Heavy Rain Move Edition
This is very much Heavy Rain once again, in that… well, in that it’s Heavy Rain once again. There are no visual upgrades, no additional content that hasn’t been released elsewhere and there certainly isn’t a different outcome to who the Origami Killer is. All that’s added is given away in the name of the game – this version has been upgraded to work with PlayStation Move. Does it really add that much? To be perfectly frank, no. Not really.
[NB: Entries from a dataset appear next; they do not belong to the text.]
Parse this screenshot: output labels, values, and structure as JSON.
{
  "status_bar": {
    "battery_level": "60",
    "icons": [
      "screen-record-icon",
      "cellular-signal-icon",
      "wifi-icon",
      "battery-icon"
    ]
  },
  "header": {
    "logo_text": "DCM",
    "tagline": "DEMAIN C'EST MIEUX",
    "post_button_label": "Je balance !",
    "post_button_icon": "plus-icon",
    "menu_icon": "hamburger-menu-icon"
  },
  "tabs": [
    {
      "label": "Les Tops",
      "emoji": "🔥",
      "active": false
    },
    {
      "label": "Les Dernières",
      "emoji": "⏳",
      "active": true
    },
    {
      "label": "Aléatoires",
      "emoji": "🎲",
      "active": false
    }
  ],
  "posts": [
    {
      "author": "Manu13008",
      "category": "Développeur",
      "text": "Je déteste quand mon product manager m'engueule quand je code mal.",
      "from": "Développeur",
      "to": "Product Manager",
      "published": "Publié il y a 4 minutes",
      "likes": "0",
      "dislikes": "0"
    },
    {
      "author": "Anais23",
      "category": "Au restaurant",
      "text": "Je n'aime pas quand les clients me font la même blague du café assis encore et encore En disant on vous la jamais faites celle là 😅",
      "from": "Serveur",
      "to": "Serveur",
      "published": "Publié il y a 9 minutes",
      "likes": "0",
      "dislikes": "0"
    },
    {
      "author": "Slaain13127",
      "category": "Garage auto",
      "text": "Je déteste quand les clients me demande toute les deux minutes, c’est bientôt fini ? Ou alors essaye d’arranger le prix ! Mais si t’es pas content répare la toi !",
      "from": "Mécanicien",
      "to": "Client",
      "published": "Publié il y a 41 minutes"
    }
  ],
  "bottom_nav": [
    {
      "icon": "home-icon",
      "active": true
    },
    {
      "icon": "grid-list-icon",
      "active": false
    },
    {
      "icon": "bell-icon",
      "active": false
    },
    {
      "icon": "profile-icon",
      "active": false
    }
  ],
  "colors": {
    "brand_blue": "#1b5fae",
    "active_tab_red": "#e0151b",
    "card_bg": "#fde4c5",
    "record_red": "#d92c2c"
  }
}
Using Move in Heavy Rain feels, at times, like the right thing to do. A smooth, sweeping arc to make your character pick up an item. A simple push out, pull in to open a door. Some daft multi-button-holding to stop yourself from being twatted by Mad Jack. It just seems to fit how it should, and work how we imagined it would. But there are times – more often than there aren’t times – where Move just seems wrong for the game.
When you’re trying for the fourth time in a row to open a car door (this actually happened) because Move is being a ‘bit weird’ and not registering your motions properly – that’s a time when it seems wrong. When you just can’t keep up with the quickfire motions and button presses required (ones you were comfortable with on the standard pad) because it feels just that little bit unintuitive – that’s a time when it seems wrong. When you find yourself having to carry out ridiculously theatrical physical movements just to perform the most simple of actions – that’s a time when it seems wrong.
Move functionality by no means breaks Heavy Rain, nor is it an unwelcome addition to a title many claimed was made with the control scheme in mind. All it does is prove that – while it works well enough – the game absolutely was not made with Move in mind. Playing with a pad is still the way to go here, though there is always the chance that motion controls may be a bit more intuitive to those not used to the Dualshock 3.
There are a few extras with the Move Edition of Heavy Rain, bundled in with the whole package. The Taxidermist DLC is included, giving you a short-but-fun extra scene to play about in. Three dynamic themes for the XMB are on the disc, bringing… well, some dynamic themes. If you like that kind of thing, you’ll like these. Probably. The complete soundtrack to the game is also included, which is a nice touch as it’s really quite listenable. If not inherently sad. Finally there are nine making-of videos included, which will let you stare at David Cage’s face for a while. Again, if you like that kind of thing, you’ll like his face.
Generally speaking it’s a decent package – a £29.99 price point, the bundled extras and Move compatibility should be enough to convince those sitting on the fence. Even those who don’t own the motion controller have a reason to pick up the game, so long as they don’t already own it.
As for those who already have Heavy Rain? Well there should be a patch out about now, which upgrades the game to include Move functionality. And it’s free. So that’s about that. It’s a good game, made a bit better.